Stickier mats or non stick mats are common and they tend to have a rougher surface which some people find irritates their skin but can be very useful if you practice yoga that involves more intense poses. Texture can be either manmade with a series of raised bumps or may come from the fabric itself, jute or bamboo mats have an organic roughness to them.
For a smoother mat, PVC used to be the favored material but many manufacturers are now making more eco-friendly mats that also have a smoother surface. Some of the eco-friendly mats may even surprise you with the amount of traction they have without the traditional sticky feel. You should always try to choose a non-slip mat that applies well to the ground regardless of whether you want a smooth or rougher top surface.
Caring for Your Yoga Mat
Many of the natural fabric mats can be laundered, although the thicker mats may have foam which can’t be machine washed.

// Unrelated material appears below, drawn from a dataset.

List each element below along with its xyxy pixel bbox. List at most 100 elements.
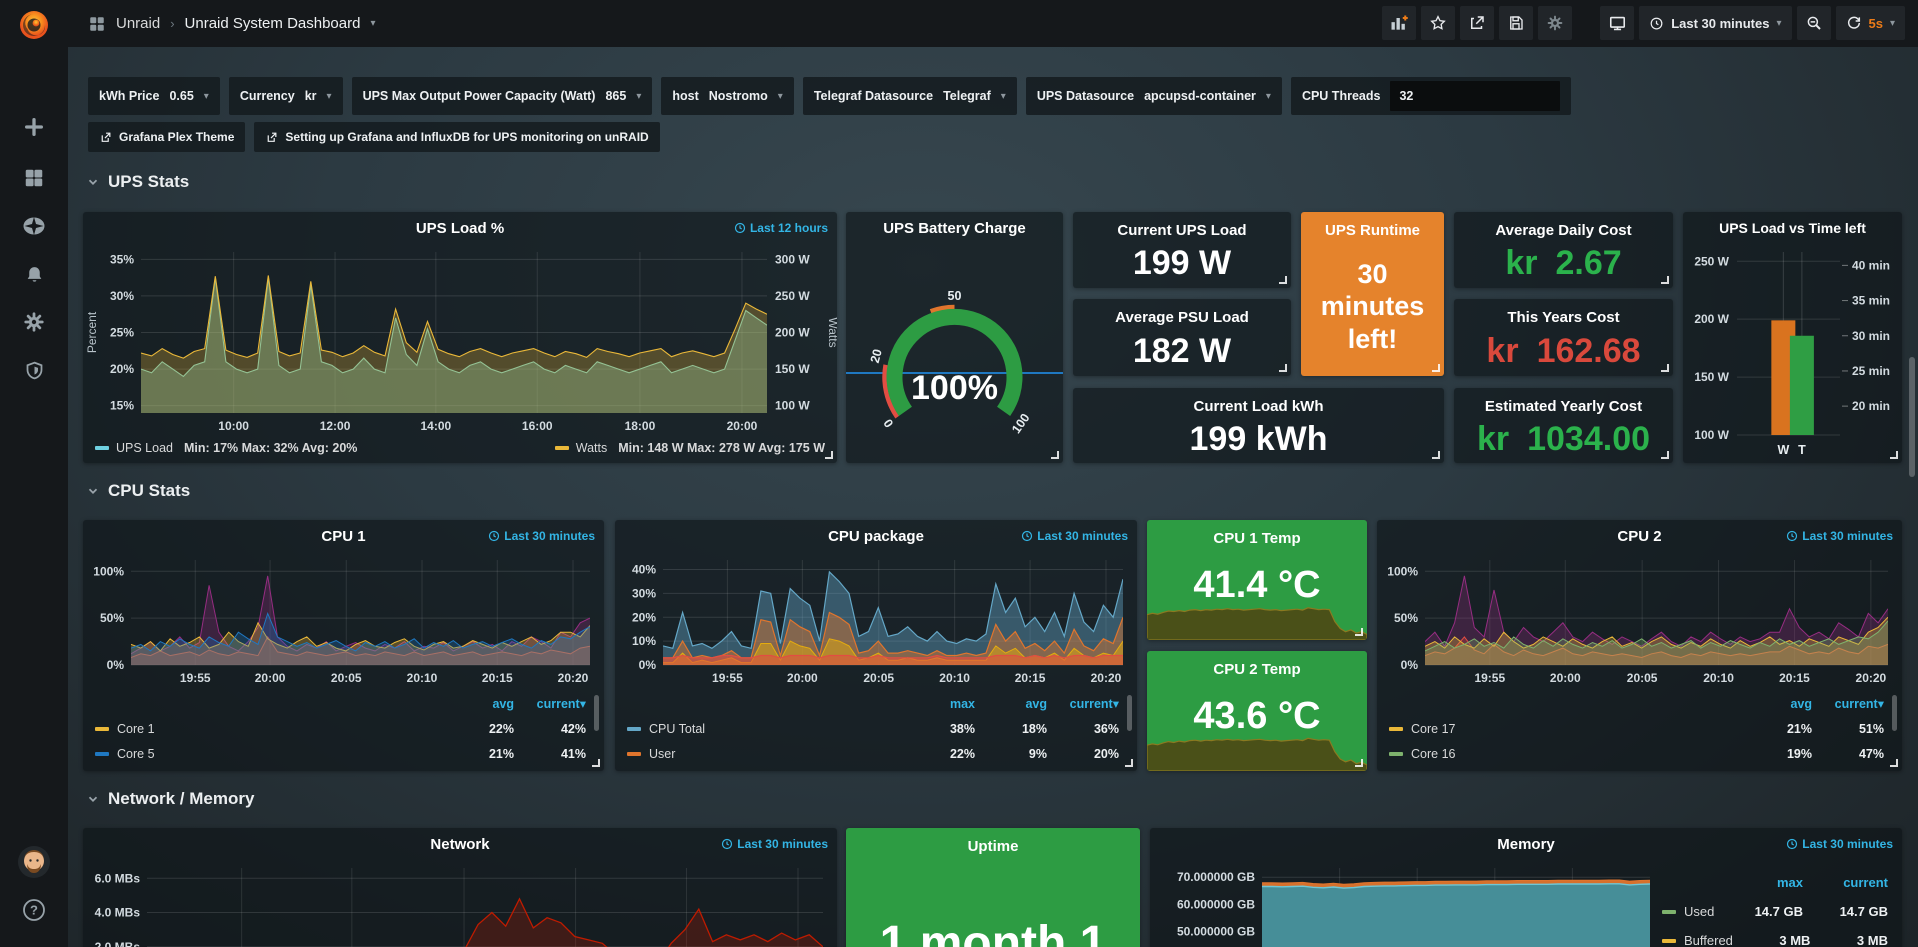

Rubber mats and PVC are easily wiped down and retain their traction or stickiness better when cleaned. A simple homemade spray can often deodorize the mat as well as cleaning it. The following Youtube video shows a few suggestions for how you can care for your mat and extend its lifespan.
What Color Do You Want?
Once you’ve decided what type of mat you want by thickness, material, texture, stickiness, eco-friendly factors and the price, all that’s left to decide is the color. Choose your favorite color or pattern as you’re going to be seeing a lot of this mat especially when in the downward dog pose!
Choosing the right yoga mat can add to your yoga experience and comfort. With the right choice and care a yoga mat should last for many happy years. Most people recommend choosing a couple of mats for different needs or an extra mat more suitable for travel. What could be better than doing those sun salutation poses under a palm tree on a tropical island?